Nehru’s death marked the end of an era. Condolence messages poured in from Commonwealth countries as well as from leaders all across the world. His life was one of long endeavour, unfailing service and exemplary idealism. Dignitaries from 17 countries attended his funeral. Such was his charisma and stature that even his adversaries honoured him, including President Ayub Khan of Pakistan, who called him a “great Indian leader who commanded not only admiration but the devotion of his people”. The West Pakistan Provincial Assembly adjourned without transacting business after observing two minutes silence in memory of the “great freedom fighter”.

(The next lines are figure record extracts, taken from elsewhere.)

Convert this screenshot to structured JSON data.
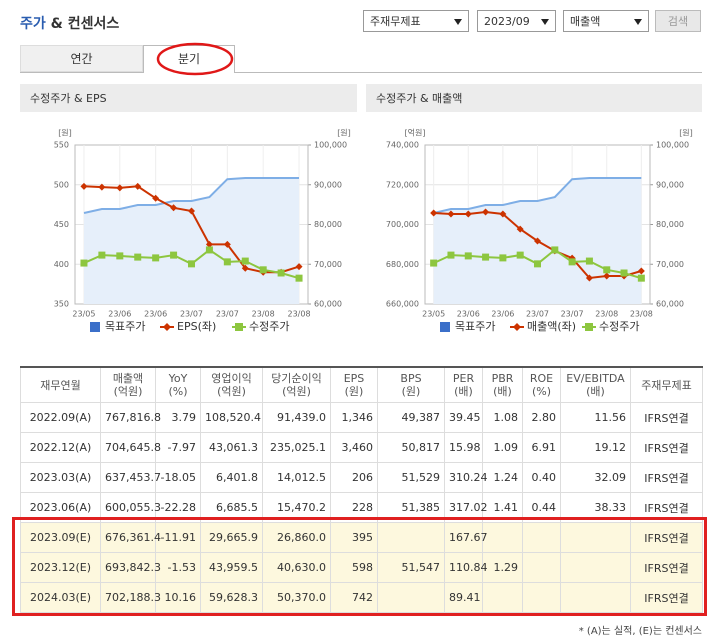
{
  "header": {
    "title_accent": "주가",
    "title": "& 컨센서스",
    "selects": [
      "주재무제표",
      "2023/09",
      "매출액"
    ],
    "button": "검색"
  },
  "tabs": [
    "연간",
    "분기"
  ],
  "chart_data": [
    {
      "type": "line",
      "title": "수정주가 & EPS",
      "y_label": "[원]",
      "y2_label": "[원]",
      "categories": [
        "23/05",
        null,
        "23/06",
        null,
        "23/06",
        null,
        "23/07",
        null,
        "23/07",
        null,
        "23/08",
        null,
        "23/08"
      ],
      "ylim": [
        350,
        550
      ],
      "yticks": [
        350,
        400,
        450,
        500,
        550
      ],
      "y2lim": [
        60000,
        100000
      ],
      "y2ticks": [
        {
          "value": 60000,
          "label": "60,000"
        },
        {
          "value": 70000,
          "label": "70,000"
        },
        {
          "value": 80000,
          "label": "80,000"
        },
        {
          "value": 90000,
          "label": "90,000"
        },
        {
          "value": 100000,
          "label": "100,000"
        }
      ],
      "grid": true,
      "series": [
        {
          "name": "목표주가",
          "color": "#3b6fc9",
          "style": "area",
          "axis": "y2",
          "values": [
            82900,
            83900,
            83900,
            84900,
            84900,
            85900,
            85900,
            86900,
            91400,
            91700,
            91700,
            91700,
            91700
          ]
        },
        {
          "name": "EPS(좌)",
          "color": "#cc3300",
          "style": "line",
          "marker": "diamond",
          "axis": "y",
          "values": [
            498,
            497,
            496,
            498,
            483,
            471,
            467,
            425,
            425,
            395,
            390,
            390,
            397
          ]
        },
        {
          "name": "수정주가",
          "color": "#8dc63f",
          "style": "line",
          "marker": "square",
          "axis": "y2",
          "values": [
            70300,
            72300,
            72100,
            71800,
            71600,
            72300,
            70100,
            73600,
            70600,
            70800,
            68600,
            67800,
            66500
          ]
        }
      ]
    },
    {
      "type": "line",
      "title": "수정주가 & 매출액",
      "y_label": "[억원]",
      "y2_label": "[원]",
      "categories": [
        "23/05",
        null,
        "23/06",
        null,
        "23/06",
        null,
        "23/07",
        null,
        "23/07",
        null,
        "23/08",
        null,
        "23/08"
      ],
      "ylim": [
        660000,
        740000
      ],
      "yticks": [
        {
          "value": 660000,
          "label": "660,000"
        },
        {
          "value": 680000,
          "label": "680,000"
        },
        {
          "value": 700000,
          "label": "700,000"
        },
        {
          "value": 720000,
          "label": "720,000"
        },
        {
          "value": 740000,
          "label": "740,000"
        }
      ],
      "y2lim": [
        60000,
        100000
      ],
      "y2ticks": [
        {
          "value": 60000,
          "label": "60,000"
        },
        {
          "value": 70000,
          "label": "70,000"
        },
        {
          "value": 80000,
          "label": "80,000"
        },
        {
          "value": 90000,
          "label": "90,000"
        },
        {
          "value": 100000,
          "label": "100,000"
        }
      ],
      "grid": true,
      "series": [
        {
          "name": "목표주가",
          "color": "#3b6fc9",
          "style": "area",
          "axis": "y2",
          "values": [
            82900,
            83900,
            83900,
            84900,
            84900,
            85900,
            85900,
            86900,
            91400,
            91700,
            91700,
            91700,
            91700
          ]
        },
        {
          "name": "매출액(좌)",
          "color": "#cc3300",
          "style": "line",
          "marker": "diamond",
          "axis": "y",
          "values": [
            705800,
            705300,
            705300,
            706300,
            705300,
            697700,
            691700,
            686700,
            683100,
            673100,
            674100,
            674100,
            676600
          ]
        },
        {
          "name": "수정주가",
          "color": "#8dc63f",
          "style": "line",
          "marker": "square",
          "axis": "y2",
          "values": [
            70300,
            72300,
            72100,
            71800,
            71600,
            72300,
            70100,
            73600,
            70600,
            70800,
            68600,
            67800,
            66500
          ]
        }
      ]
    }
  ],
  "table": {
    "columns": [
      {
        "name": "재무연월"
      },
      {
        "name": "매출액",
        "unit": "(억원)"
      },
      {
        "name": "YoY",
        "unit": "(%)"
      },
      {
        "name": "영업이익",
        "unit": "(억원)"
      },
      {
        "name": "당기순이익",
        "unit": "(억원)"
      },
      {
        "name": "EPS",
        "unit": "(원)"
      },
      {
        "name": "BPS",
        "unit": "(원)"
      },
      {
        "name": "PER",
        "unit": "(배)"
      },
      {
        "name": "PBR",
        "unit": "(배)"
      },
      {
        "name": "ROE",
        "unit": "(%)"
      },
      {
        "name": "EV/EBITDA",
        "unit": "(배)"
      },
      {
        "name": "주재무제표"
      }
    ],
    "rows": [
      [
        "2022.09(A)",
        "767,816.8",
        "3.79",
        "108,520.4",
        "91,439.0",
        "1,346",
        "49,387",
        "39.45",
        "1.08",
        "2.80",
        "11.56",
        "IFRS연결"
      ],
      [
        "2022.12(A)",
        "704,645.8",
        "-7.97",
        "43,061.3",
        "235,025.1",
        "3,460",
        "50,817",
        "15.98",
        "1.09",
        "6.91",
        "19.12",
        "IFRS연결"
      ],
      [
        "2023.03(A)",
        "637,453.7",
        "-18.05",
        "6,401.8",
        "14,012.5",
        "206",
        "51,529",
        "310.24",
        "1.24",
        "0.40",
        "32.09",
        "IFRS연결"
      ],
      [
        "2023.06(A)",
        "600,055.3",
        "-22.28",
        "6,685.5",
        "15,470.2",
        "228",
        "51,385",
        "317.02",
        "1.41",
        "0.44",
        "38.33",
        "IFRS연결"
      ],
      [
        "2023.09(E)",
        "676,361.4",
        "-11.91",
        "29,665.9",
        "26,860.0",
        "395",
        null,
        "167.67",
        null,
        null,
        null,
        "IFRS연결"
      ],
      [
        "2023.12(E)",
        "693,842.3",
        "-1.53",
        "43,959.5",
        "40,630.0",
        "598",
        "51,547",
        "110.84",
        "1.29",
        null,
        null,
        "IFRS연결"
      ],
      [
        "2024.03(E)",
        "702,188.3",
        "10.16",
        "59,628.3",
        "50,370.0",
        "742",
        null,
        "89.41",
        null,
        null,
        null,
        "IFRS연결"
      ]
    ]
  },
  "footnote": "* (A)는 실적, (E)는 컨센서스"
}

In India his body was draped in the National Flag and he was accorded a state funeral with full military honours. Flag officers of the Indian Armed Forces maintained a constant vigil over his body till 28 May when his body was borne on a ceremonial gun carriage to the banks of the Yamuna River.

The masses who revered Nehru in life gathered in full force to pay their last respects. Around 1.5 million people lined the streets of New Delhi to catch a final glimpse of him.

According to Nehru’s wishes, a handful of his ashes were thrown into the Ganga and the rest were carried and scattered over fields. He had said that “I want these to be carried high up into the air in an aeroplane and scattered from that height over the fields where the peasants of India toil, so that they might mingle with the dust and soil of India and become an indistinguishable part of India.”